Kardinal Woelkis Rücktrittsangebot ist sein letzter Versuch, in Köln doch noch im Amt zu bleiben. Viel Aussicht auf Erfolg hat dieses Unterfangen aber nicht. Der erhoffte Neustart am Rhein könnte nur dann gelingen, wenn der nach seiner Auszeit wieder amtierende Erzbischof ganz rasch einen radikalen Kurswechsel vollzöge: vor allem in kirchenpolitischer und kommunikativer Hinsicht. Das aber ist nicht zu erwarten, weil Woelki dann nicht mehr Woelki wäre.
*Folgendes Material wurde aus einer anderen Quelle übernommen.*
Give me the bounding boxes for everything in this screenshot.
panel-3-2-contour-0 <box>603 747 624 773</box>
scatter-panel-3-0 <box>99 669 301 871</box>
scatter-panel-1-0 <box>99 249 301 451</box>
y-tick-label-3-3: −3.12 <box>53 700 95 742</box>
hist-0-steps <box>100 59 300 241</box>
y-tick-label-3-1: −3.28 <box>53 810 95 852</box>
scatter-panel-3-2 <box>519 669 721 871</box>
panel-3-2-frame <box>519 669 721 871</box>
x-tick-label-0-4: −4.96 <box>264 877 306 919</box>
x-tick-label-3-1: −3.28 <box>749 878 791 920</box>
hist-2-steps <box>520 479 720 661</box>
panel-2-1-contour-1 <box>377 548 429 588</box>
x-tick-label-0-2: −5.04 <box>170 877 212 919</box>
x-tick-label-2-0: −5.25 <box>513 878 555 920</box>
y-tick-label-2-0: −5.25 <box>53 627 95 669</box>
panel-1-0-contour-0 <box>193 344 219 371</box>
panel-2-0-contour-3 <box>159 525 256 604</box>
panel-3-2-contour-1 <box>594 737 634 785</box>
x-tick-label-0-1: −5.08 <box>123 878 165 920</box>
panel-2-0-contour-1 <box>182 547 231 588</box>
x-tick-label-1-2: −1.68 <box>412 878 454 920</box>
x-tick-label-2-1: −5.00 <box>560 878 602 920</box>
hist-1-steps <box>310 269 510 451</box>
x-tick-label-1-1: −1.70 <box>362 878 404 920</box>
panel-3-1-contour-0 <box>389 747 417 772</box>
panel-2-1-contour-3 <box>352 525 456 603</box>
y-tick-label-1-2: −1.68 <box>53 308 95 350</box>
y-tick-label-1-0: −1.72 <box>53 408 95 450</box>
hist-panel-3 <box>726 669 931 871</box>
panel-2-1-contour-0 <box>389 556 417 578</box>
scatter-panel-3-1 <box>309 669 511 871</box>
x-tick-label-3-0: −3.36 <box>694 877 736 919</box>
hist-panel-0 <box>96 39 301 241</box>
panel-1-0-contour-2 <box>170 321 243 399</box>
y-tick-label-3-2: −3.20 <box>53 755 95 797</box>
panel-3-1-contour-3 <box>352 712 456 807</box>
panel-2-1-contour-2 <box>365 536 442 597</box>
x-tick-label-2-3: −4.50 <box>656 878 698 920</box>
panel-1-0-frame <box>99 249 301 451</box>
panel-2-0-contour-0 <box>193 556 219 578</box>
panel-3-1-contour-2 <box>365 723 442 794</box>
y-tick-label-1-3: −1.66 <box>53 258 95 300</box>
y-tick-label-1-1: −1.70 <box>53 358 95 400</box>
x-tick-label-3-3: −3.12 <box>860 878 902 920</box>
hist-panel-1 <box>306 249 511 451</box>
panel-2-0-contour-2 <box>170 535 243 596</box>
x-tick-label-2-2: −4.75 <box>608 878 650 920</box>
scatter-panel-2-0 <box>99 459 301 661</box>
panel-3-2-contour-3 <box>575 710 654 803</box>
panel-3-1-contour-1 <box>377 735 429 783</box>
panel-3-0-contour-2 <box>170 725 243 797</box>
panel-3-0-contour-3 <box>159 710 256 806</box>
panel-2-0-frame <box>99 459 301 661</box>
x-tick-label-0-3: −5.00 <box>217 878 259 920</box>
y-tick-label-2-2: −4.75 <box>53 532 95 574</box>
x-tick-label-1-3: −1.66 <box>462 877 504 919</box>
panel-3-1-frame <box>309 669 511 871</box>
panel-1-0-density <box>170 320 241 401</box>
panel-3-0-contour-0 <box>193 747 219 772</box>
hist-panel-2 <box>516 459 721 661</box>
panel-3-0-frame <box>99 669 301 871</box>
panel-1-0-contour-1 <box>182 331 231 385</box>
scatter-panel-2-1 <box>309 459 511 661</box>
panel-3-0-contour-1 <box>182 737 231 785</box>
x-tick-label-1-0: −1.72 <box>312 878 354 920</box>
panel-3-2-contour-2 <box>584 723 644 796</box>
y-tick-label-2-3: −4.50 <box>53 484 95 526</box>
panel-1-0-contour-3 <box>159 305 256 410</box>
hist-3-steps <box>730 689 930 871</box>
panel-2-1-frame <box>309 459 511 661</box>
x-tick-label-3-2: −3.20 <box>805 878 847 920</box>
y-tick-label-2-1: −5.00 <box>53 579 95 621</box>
Es geht ausdrücklich nicht darum, einem Menschen überhaupt keinen Willen zur Veränderung zuzutrauen oder jede von ihm geäußerte Selbstkritik höhnisch abzukanzeln als billigen Versuch sich irgendwie an der Macht zu halten.
Aber dass Kardinal Woelki in Zeiten einer fundamentalen Kirchen- und Glaubenskrise als Erzbischof von Köln der richtige Mann am richtigen Ort wäre, das darf doch stark bezweifelt werden. Dafür ist in den vergangenen Monaten und Jahren zu viel Vertrauen bei den Betroffenen sexualisierter Gewalt, unter den Gläubigen und in der Priesterschaft zerstört worden, als dass das zerschlagene Porzellan binnen weniger Monate einfach zu kitten wäre. Viel Zeit hat Woelki aber nicht.
Quälende Hängepartie für das Erzbistum Köln
Schon jetzt steht mit der Entscheidung des Papstes, den umstrittenen Erzbischof erst einmal auf Probe im Amt zu belassen, dem Erzbistum eine quälende Hängepartie bevor. Wem soll das helfen? Kardinal Woelki verschafft das Rücktrittsgesuch zunächst ein wenig Handlungsspielraum. Der Papst will ihm offensichtlich eine gewisse Zeit einräumen, um nicht selbst als unbarmherzig dazustehen. Gleichwohl wäre hier das Prinzip der klaren Kante die für alle Beteiligten bessere Alternative. Niemand möchte ja ein Berufsverbot über Kardinal Woelki verhängen. Aber ob er zum Wohle der Kirche am besten als Erzbischof von Köln fungieren sollte?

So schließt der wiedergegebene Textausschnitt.